Museo Archeologico di Enna

Il Museo Archeologico di Enna racconta, attraverso la sua raccolta, la storia del territorio ennese dall’età del Rame a quella medievale. Inaugurato ufficialmente nel 1985 è ospitato all’interno dei locali dello storico Palazzo Varisano.

Le necropoli preistoriche di Calascibetta e il centro ellenizzato di Capodarso

Nella prima sala del Museo Archeologico di Enna ci sono i reperti che documentano gli insediamenti dell’età del Rame nella zona centrale della Sicilia. Da un sito in contrada Calcarelli arrivano gli askoi a beccuccio forato e le fibule dell’età di Cassìbile (1000-850 a.C.). Da contrada Realmese provengono, invece, i corredi funerari dell’età del Ferro, ritrovati in 300 tombe di tipo a forno. L’ellenizzazione del territorio ennese è testimoniato dai reperti risalenti al VI secolo a.C. trovati in contrada Quattrocchi. Tra questi ci sono delle ceramiche di importazione sia corinzia sia attica. Molto bello è il frammento di vaso del VII sec a.C. dove è impressa la figura di un ariete trovato nell’insediamento di Capodarso.

Enna: dalla preistoria all’età moderna

La seconda sala del Museo Archeologico di Enna è interamente dedicata alla storia della città dalla preistoria al medioevo. I vari reperti esposti sono il frutto di campagne di scavi, condotte a Enna a partire dal 1978. Diversi manufatti, presenti in questa sala, testimoniano l’importanza del culto di Demetra e della figlia Kore in questa zona della Sicilia. Questo, in epoca romana, si trasformò in quello di Cerere come testimonia un’iscrizione funeraria di una sacerdotessa della divinità. Merita sicuramente attenzione anche un Cratere attico a figure rosse dove sono raffigurate scene di palestra e di partenza di un guerriero.

Curiosità: Nella mitologia greca Demetra era la divinità del raccolto e della natura. Secondo i Greci  la figlia Persefone fu rapita dal dio Ade e portata nel regno degli inferi. Il luogo del rapimento sarebbe l’attuale lago di Pergusa

Cozzo Matrice: l’insediamento preistorico, area sacra e necropoli greca

La terza sala si concentra sugli insediamenti nell’area del Lago di Pergusa, uno dei pochi laghi naturali della Sicilia. Gli scavi condotti nel 1978 hanno permesso di individuare un antico centro siculo ellenizzato chiamato Cozzo-Matrice. Le testimonianze di questo insediamento vanno dall’Età del Rame (III-II millennio a.C.) al VI-V secolo a.C. Le antefisse (elementi decorativi dei templi) e le ceramiche arrivano da edifici sacri riportati alla luce nell’area urbana. Nelle tombe sono stati ritrovati i corredi che comprendono: oinochoai, scodelle, crateri ma anche moltissime fibule e bronzi con funzioni ornamentali. 
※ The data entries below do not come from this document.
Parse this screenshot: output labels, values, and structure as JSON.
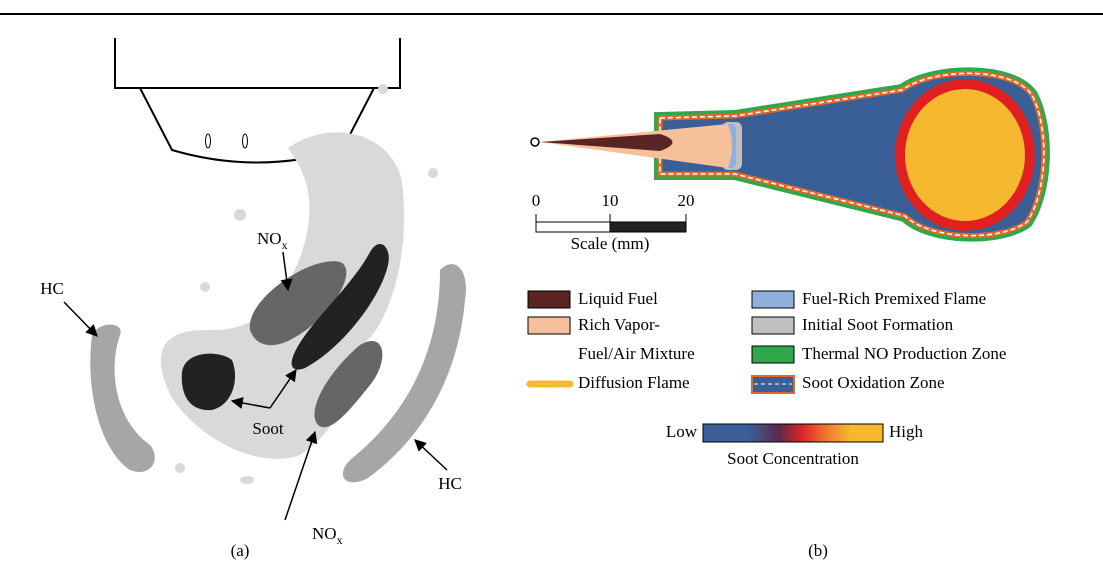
{
  "panel_a": {
    "labels": [
      {
        "text": "HC"
      },
      {
        "text": "NO",
        "sub": "x"
      },
      {
        "text": "Soot"
      },
      {
        "text": "NO",
        "sub": "x"
      },
      {
        "text": "HC"
      }
    ],
    "caption": "(a)"
  },
  "panel_b": {
    "scale": {
      "ticks": [
        "0",
        "10",
        "20"
      ],
      "label": "Scale (mm)"
    },
    "legend": [
      [
        "Liquid Fuel"
      ],
      [
        "Rich Vapor-",
        "Fuel/Air Mixture"
      ],
      [
        "Diffusion Flame"
      ],
      [
        "Fuel-Rich Premixed Flame"
      ],
      [
        "Initial Soot Formation"
      ],
      [
        "Thermal NO Production Zone"
      ],
      [
        "Soot Oxidation Zone"
      ]
    ],
    "colorbar": {
      "low": "Low",
      "high": "High",
      "label": "Soot Concentration"
    },
    "caption": "(b)"
  }
}
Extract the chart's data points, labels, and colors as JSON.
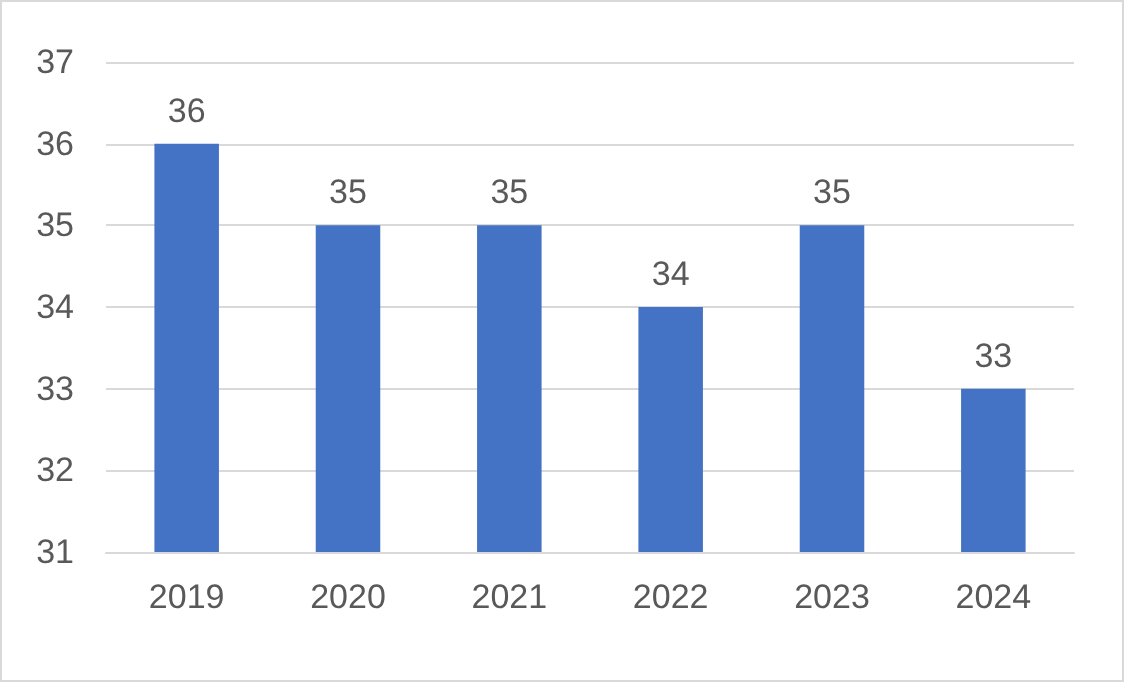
{
  "chart_data": {
    "type": "bar",
    "categories": [
      "2019",
      "2020",
      "2021",
      "2022",
      "2023",
      "2024"
    ],
    "values": [
      36,
      35,
      35,
      34,
      35,
      33
    ],
    "color": "#4472c4",
    "ylim": [
      31,
      37
    ],
    "yticks": [
      31,
      32,
      33,
      34,
      35,
      36,
      37
    ],
    "grid": "y",
    "data_labels": true
  }
}
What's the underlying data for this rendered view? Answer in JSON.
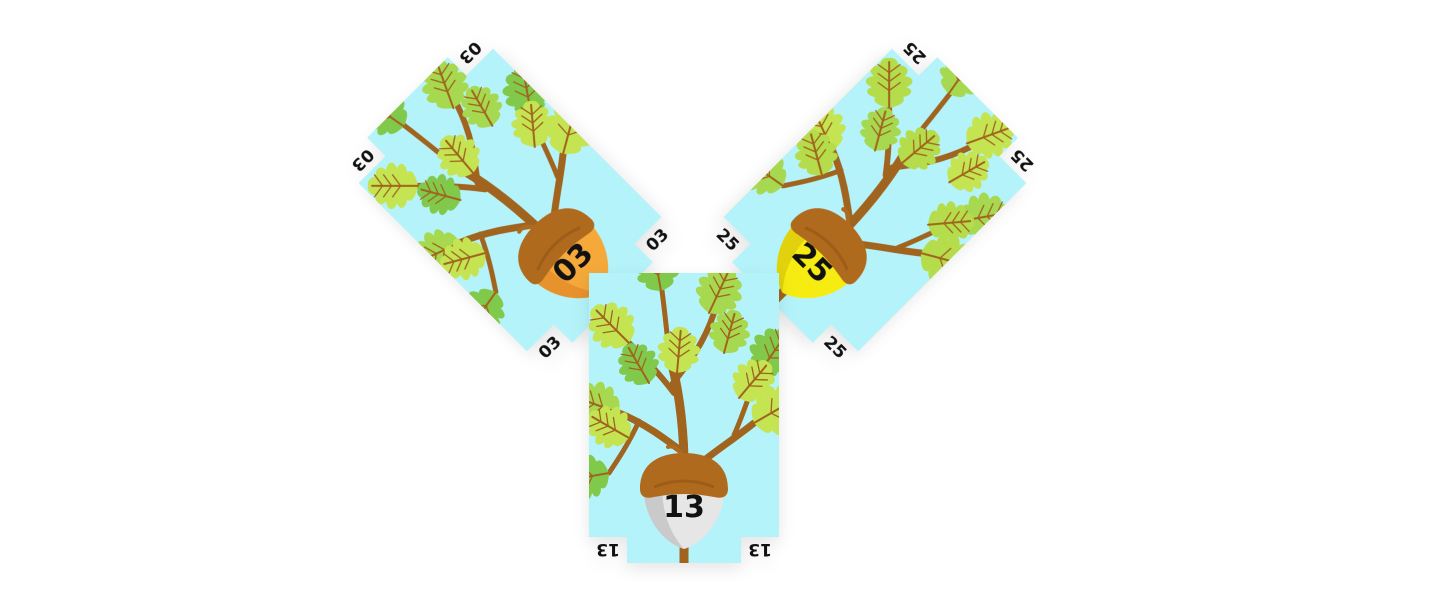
{
  "board": {
    "background": "#ffffff",
    "sky_color": "#b5f3fa",
    "branch_color": "#a0641e",
    "vein_color": "#a0641e",
    "cap_color": "#b06a1e",
    "cap_shade": "#8a4f14"
  },
  "cards": [
    {
      "id": "card-03",
      "value": "03",
      "corner_labels": [
        "03",
        "03",
        "03",
        "03"
      ],
      "nut_color": "#f4a93a",
      "nut_shade": "#e2892a",
      "leaf_colors": [
        "#80c94a",
        "#a6d94f",
        "#c4e452"
      ]
    },
    {
      "id": "card-25",
      "value": "25",
      "corner_labels": [
        "25",
        "25",
        "25",
        "25"
      ],
      "nut_color": "#f7ec12",
      "nut_shade": "#d8c80c",
      "leaf_colors": [
        "#a6d94f",
        "#c4e452",
        "#b5dc4a"
      ]
    },
    {
      "id": "card-13",
      "value": "13",
      "corner_labels": [
        "13",
        "13"
      ],
      "nut_color": "#e6e6e6",
      "nut_shade": "#bdbdbd",
      "leaf_colors": [
        "#80c94a",
        "#a6d94f",
        "#c4e452"
      ]
    }
  ]
}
Rossomanno: l’insediamento e le necropoli dall’età protostorica fino al XVII secolo

Rossomanno è un monte che separa i due paesi di Valguarnera Caropepe e Aidone. Gli scavi condotti sulle pendici di questo rilievo hanno portato alla luce le testimonianze di un insediamento che va dal VII secolo a.C. fino all’epoca medievale (XIV sec d.C.). La quarta sala del Museo Archeologico di Enna è dedicata all’area archeologica di Rossomanno ma ci sono anche alcuni reperti provenienti da Agira, Assoro, Troina, Cerami e Pietraperzia. I corredi funerari esposti sono rappresentati sia da monili metallici che da ceramiche greche e scarabei di fattura orientale. La presenza di vasellame di importazione testimonia la ricchezza raggiunta da questo abitato e i suoi continui contatti con gli insediamenti della costa.

I siti archeologici di Assoro, Agira, Cerami, Pietraperzia, Troina, Nicosia

I materiali dell’ultima sala provengono da altri piccoli centri del territorio di Enna. Da Assoro arrivano gli unguentari, tipici delle sepolture di epoca ellenistica, da Cerami il vasellame figurato, statuette e maschere teatrali ellenistiche. Tutti gli elementi che dimostrano legami fra questo centro e la poco distante Centuripe. Infine da Pietrapezia provengono gli esempi di ceramica locale (VI-III secolo a.C.).